Prayer originally began "Oh thank GODDESS I'm not pregnant!" Though not worshipped consciously in this day and age, the subconscious vestigial remains of the common prayer can still be heard around the world.

Vestigial remains of the ceremonies and celebration are also often evident: Ceremonies include binge eating, especially of chocolate and foods containing chocolate, in a celebratory atmosphere. White cotton accessories are worn in undergarments as a sign of deference to the goddess for a time span of 4 to 6 days. Unfortunately, when the celebration ends, the goddess is often dismissed and far from thought for 4 weeks, till the prayer and celebration are once again breathlessly awaited.
 
 
Tryphena Absent
02:15 / 29.08.02
Susan, Goddess of Didcot Parkway Station. For a short while the same little old lady would leave empty sweet wrappers on the platform of the station. A shrine was born and as the old lady spent much time muttering about Susan the local commuters believed that she was speaking to the Goddess of the platform. Prayers were whispered, people knelt down, the lady was followed and many songs were sung. Unfortunately Susan turned out to be a kitten in her pocket. The Goddess Susan was pissed off.
 
 
STOATIE LIEKS CHOCOLATE MILK
09:13 / 29.08.02
Stoatus, the god of drunks (in honour of whom I am named.)

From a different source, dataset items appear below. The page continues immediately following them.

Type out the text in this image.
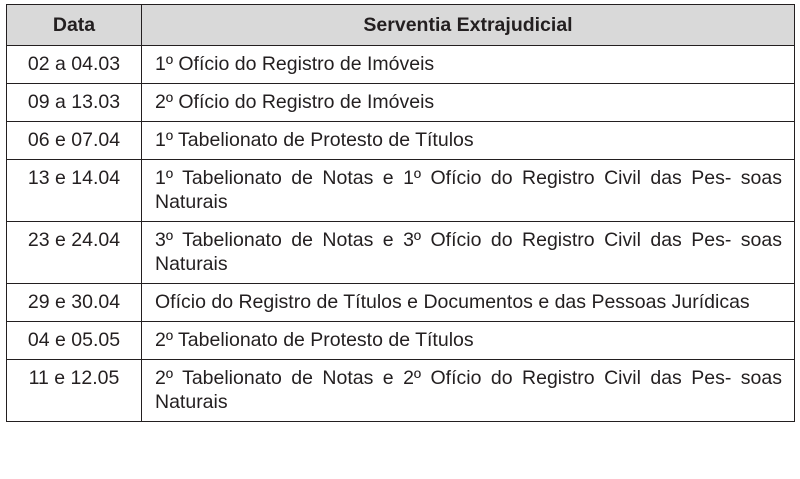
Data	Serventia Extrajudicial
02 a 04.03	1º Ofício do Registro de Imóveis
09 a 13.03	2º Ofício do Registro de Imóveis
06 e 07.04	1º Tabelionato de Protesto de Títulos
13 e 14.04	1º Tabelionato de Notas e 1º Ofício do Registro Civil das Pes- soas Naturais
23 e 24.04	3º Tabelionato de Notas e 3º Ofício do Registro Civil das Pes- soas Naturais
29 e 30.04	Ofício do Registro de Títulos e Documentos e das Pessoas Jurídicas
04 e 05.05	2º Tabelionato de Protesto de Títulos
11 e 12.05	2º Tabelionato de Notas e 2º Ofício do Registro Civil das Pes- soas Naturais
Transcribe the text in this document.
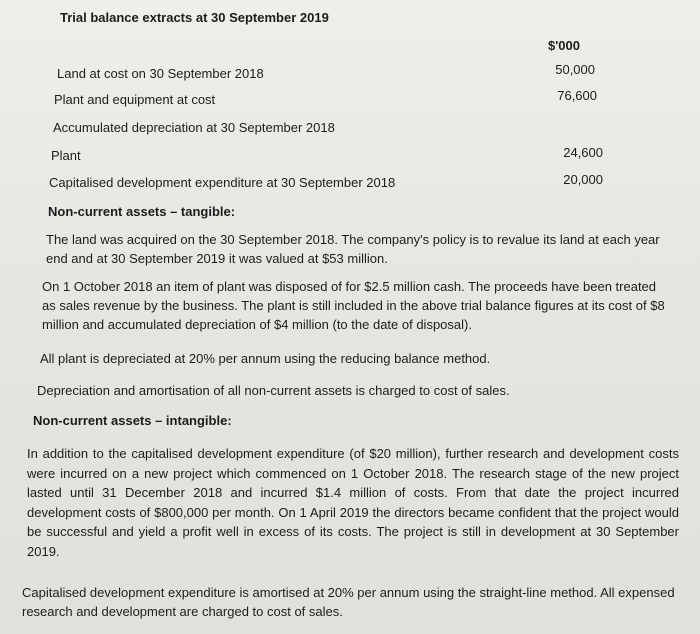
Trial balance extracts at 30 September 2019
$'000
Land at cost on 30 September 2018	50,000
Plant and equipment at cost	76,600
Accumulated depreciation at 30 September 2018
Plant	24,600
Capitalised development expenditure at 30 September 2018	20,000
Non-current assets – tangible:
The land was acquired on the 30 September 2018. The company's policy is to revalue its land at each year end and at 30 September 2019 it was valued at $53 million.
On 1 October 2018 an item of plant was disposed of for $2.5 million cash. The proceeds have been treated as sales revenue by the business. The plant is still included in the above trial balance figures at its cost of $8 million and accumulated depreciation of $4 million (to the date of disposal).
All plant is depreciated at 20% per annum using the reducing balance method.
Depreciation and amortisation of all non-current assets is charged to cost of sales.
Non-current assets – intangible:
In addition to the capitalised development expenditure (of $20 million), further research and development costs were incurred on a new project which commenced on 1 October 2018. The research stage of the new project lasted until 31 December 2018 and incurred $1.4 million of costs. From that date the project incurred development costs of $800,000 per month. On 1 April 2019 the directors became confident that the project would be successful and yield a profit well in excess of its costs. The project is still in development at 30 September 2019.
Capitalised development expenditure is amortised at 20% per annum using the straight-line method. All expensed research and development are charged to cost of sales.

This god is the patron saint of drunkards. He'll get you home, and erase your memory of the unpleasant journey. He'll protect you from accidents that would kill a non-believer. He has a mullet, which, in his moments of divine ecstasy, during which he is at the height of his powers, he considers to be a) the funniest haircut known to gods, and b) actually quite cool. He probably fancies your mother, or possibly your older sister. Or that person over there. Or the one next to Hir. He is usually depicted in a bending posture, two fingers of the right hand extending down his throat.

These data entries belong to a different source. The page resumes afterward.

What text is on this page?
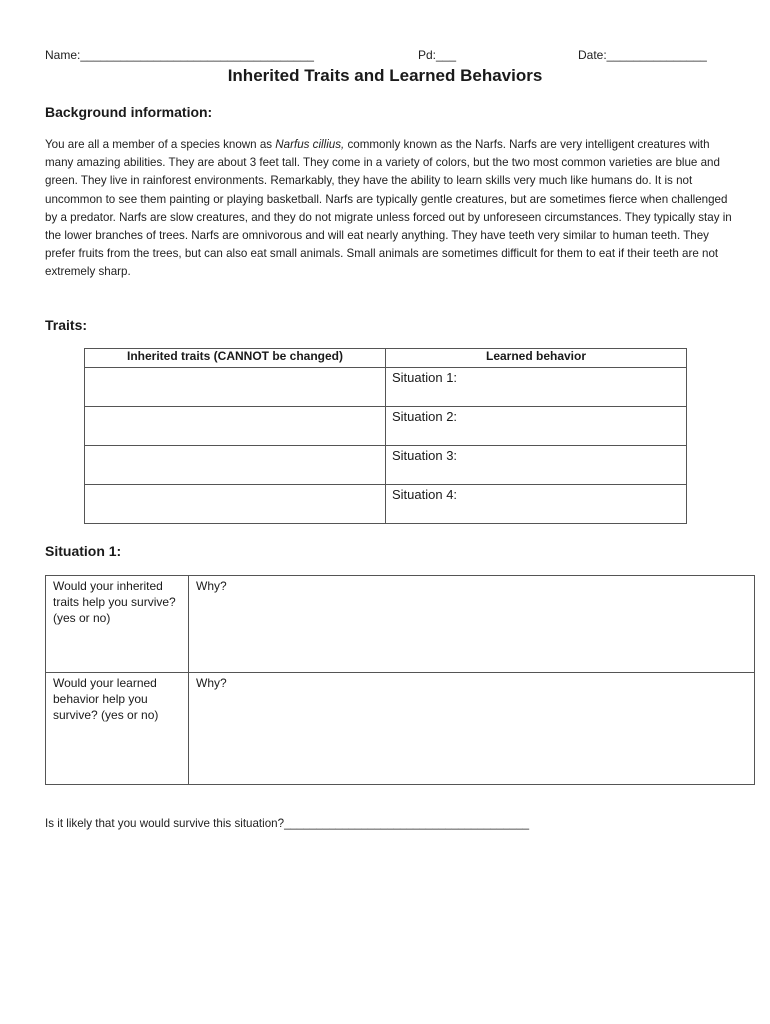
Name:___________________________________	Pd:___	Date:_______________
Inherited Traits and Learned Behaviors
Background information:
You are all a member of a species known as Narfus cillius, commonly known as the Narfs. Narfs are very intelligent creatures with many amazing abilities. They are about 3 feet tall. They come in a variety of colors, but the two most common varieties are blue and green. They live in rainforest environments. Remarkably, they have the ability to learn skills very much like humans do. It is not uncommon to see them painting or playing basketball. Narfs are typically gentle creatures, but are sometimes fierce when challenged by a predator. Narfs are slow creatures, and they do not migrate unless forced out by unforeseen circumstances. They typically stay in the lower branches of trees. Narfs are omnivorous and will eat nearly anything. They have teeth very similar to human teeth. They prefer fruits from the trees, but can also eat small animals. Small animals are sometimes difficult for them to eat if their teeth are not extremely sharp.
Traits:
Inherited traits (CANNOT be changed)	Learned behavior
	Situation 1:
	Situation 2:
	Situation 3:
	Situation 4:
Situation 1:
Would your inherited traits help you survive? (yes or no)	Why?
Would your learned behavior help you survive? (yes or no)	Why?
Is it likely that you would survive this situation?______________________________________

When he finds out he never made the cut, he will either a) smite someone, or b) cry.

Probably b), though.

(Incidentally... I didn't make him up for this thread... I do make sacrifices to him occasionally... pour beer on the ground and make a silent prayer. He hasn't failed me yet.)
 
 
The Natural Way
10:28 / 29.08.02
Frogger God

Genuinely irritating and great at Judo-Throws (which equal giving non-believers a dead arm), generally worshipped by Flads for reasons unknown (have you ever tried talking to a Flad? All they can say is "Flad" for a start, and their little, rubbery yellow quiffs quiver...urrgh...their serious heads....). Flads also worship Frogger in the form of his emmisary DISCO FLAD. Basically, his teachings of "Jiveaaargh on the grooveaargh!" are just not on (and as for his "lion man" waistcoat....)

Frogger is constantly at war with Pig God and his Bum Men.

Pharp!
 
 
William Sack
08:35 / 30.08.02
Flopsus, the Greek god of Whimsy. Yet another product of Zeus raping some nymph, according to Hesiod's Theogony. Little is known of this god's deeds, though Ovid details some acts of pointless though mildly entertaining flummery. Cast out of Olympus by Zeus who claimed that he was "not pantheon material". Divine capriciousness, Zeus felt, ought to be characterised by pointless spite, sexual violence or random destruction. Though preferably all three.